The Pennsylvania Department of Health has not yet received any doses of the newly authorized Johnson & Johnson COVID-19 vaccine.

Later this week, the department will have more details about how many doses they get and how they plan to use them, said Lindsey Mauldin, senior advisor for COVID-19 response.

On Feb. 27, the Food and Drug Administration gave emergency use authorization to the Johnson & Johnson vaccine, which only requires one shot.

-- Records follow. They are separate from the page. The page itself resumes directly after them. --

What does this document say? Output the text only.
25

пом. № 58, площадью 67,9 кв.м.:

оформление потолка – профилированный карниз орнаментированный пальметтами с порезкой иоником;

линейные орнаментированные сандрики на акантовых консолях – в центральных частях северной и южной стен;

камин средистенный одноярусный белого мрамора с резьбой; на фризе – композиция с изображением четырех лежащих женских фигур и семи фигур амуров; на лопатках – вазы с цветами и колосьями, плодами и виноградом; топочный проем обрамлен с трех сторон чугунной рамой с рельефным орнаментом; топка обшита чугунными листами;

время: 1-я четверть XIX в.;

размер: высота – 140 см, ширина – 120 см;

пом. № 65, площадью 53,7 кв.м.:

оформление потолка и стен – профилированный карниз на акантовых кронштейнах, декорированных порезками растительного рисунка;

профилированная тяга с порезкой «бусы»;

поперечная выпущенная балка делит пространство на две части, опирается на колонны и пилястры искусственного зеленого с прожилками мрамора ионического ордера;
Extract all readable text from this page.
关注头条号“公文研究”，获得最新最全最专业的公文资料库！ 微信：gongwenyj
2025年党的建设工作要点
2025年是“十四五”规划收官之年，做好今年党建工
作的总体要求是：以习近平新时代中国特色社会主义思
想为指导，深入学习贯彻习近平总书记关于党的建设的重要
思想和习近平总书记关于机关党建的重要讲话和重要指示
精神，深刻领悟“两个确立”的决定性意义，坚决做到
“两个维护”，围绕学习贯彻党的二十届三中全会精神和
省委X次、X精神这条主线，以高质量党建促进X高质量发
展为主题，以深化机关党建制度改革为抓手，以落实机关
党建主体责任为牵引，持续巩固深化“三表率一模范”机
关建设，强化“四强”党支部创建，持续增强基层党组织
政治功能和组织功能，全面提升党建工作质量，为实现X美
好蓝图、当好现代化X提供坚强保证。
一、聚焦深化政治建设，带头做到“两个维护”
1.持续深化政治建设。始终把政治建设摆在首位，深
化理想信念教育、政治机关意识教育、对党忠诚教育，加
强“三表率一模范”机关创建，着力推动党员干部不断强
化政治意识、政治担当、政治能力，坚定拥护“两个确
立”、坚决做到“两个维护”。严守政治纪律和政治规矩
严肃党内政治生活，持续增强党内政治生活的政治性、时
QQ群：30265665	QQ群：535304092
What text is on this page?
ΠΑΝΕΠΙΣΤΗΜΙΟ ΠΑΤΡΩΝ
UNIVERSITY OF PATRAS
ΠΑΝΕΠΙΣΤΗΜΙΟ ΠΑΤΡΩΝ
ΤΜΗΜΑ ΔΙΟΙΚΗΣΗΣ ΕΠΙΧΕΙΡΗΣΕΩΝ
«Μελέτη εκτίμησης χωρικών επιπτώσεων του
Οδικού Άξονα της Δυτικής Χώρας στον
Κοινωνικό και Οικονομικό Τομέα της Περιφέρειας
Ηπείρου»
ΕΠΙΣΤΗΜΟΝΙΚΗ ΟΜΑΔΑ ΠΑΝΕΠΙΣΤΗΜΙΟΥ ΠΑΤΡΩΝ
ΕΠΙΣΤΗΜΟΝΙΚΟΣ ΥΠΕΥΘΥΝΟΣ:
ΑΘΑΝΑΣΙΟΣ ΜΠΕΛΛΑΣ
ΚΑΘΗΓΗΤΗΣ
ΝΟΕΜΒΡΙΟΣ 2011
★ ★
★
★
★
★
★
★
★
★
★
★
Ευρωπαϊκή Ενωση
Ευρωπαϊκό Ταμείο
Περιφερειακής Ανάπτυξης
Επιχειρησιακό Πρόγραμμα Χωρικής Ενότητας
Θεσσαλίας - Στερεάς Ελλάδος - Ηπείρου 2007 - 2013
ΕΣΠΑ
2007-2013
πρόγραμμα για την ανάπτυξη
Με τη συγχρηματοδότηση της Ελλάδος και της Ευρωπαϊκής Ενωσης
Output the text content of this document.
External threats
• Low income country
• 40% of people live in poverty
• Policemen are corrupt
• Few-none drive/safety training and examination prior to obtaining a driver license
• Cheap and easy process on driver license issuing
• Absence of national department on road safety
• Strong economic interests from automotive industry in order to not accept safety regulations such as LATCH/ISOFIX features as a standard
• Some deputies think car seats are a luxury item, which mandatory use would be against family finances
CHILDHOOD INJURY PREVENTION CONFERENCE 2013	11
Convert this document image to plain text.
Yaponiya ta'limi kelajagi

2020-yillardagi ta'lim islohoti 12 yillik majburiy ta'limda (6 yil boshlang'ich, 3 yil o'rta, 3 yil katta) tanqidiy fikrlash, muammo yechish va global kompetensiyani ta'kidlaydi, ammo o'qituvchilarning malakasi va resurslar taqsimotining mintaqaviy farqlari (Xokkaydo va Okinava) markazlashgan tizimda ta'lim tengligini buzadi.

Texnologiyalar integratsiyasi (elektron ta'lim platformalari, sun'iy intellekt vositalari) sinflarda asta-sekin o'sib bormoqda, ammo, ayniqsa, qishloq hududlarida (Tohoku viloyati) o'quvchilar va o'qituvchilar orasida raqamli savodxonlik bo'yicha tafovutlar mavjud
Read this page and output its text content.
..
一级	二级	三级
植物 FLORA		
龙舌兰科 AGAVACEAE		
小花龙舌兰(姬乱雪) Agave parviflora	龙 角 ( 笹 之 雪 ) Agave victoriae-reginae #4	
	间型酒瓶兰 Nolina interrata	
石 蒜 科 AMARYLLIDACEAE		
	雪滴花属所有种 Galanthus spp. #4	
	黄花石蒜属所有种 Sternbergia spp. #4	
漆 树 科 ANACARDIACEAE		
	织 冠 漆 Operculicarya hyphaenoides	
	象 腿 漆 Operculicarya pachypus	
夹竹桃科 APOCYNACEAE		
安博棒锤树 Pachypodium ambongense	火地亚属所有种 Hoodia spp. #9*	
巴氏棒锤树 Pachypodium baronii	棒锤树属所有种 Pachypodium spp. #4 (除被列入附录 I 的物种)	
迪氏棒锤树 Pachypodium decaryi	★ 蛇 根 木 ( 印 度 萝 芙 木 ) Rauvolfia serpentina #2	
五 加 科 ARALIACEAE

The Pennsylvania Department of Health is working with the joint COVID-19 task force with the Pennsylvania legislature as well as the Pennsylvania Emergency Management Agency to decide how to use the Johnson & Johnson vaccine in the state. Mauldin said that when it comes to making that decision, they will consider guidance from the Centers for Disease Control and Prevention, demographics, and how many doses pharmacies like CVS and Walgreens could get directly from the federal government, without going into further details about what any of that means.

Delaware has already announced it expects to get 8,000 doses of the Johnson & Johnson vaccine; New Jersey will get around 70,000 doses; Philadelphia will get 13,000 doses.

Pennsylvania has gotten more than 3.6 million doses of the Pfizer and Moderna COVID-19 vaccines through March 6, including more than half a million doses in the last week. The state has fully vaccinated more than 760,000 people.

The department’s Your Turn tool, which tells people when they can get vaccinated, will be available in more languages including Spanish, Chinese, and German starting March 3.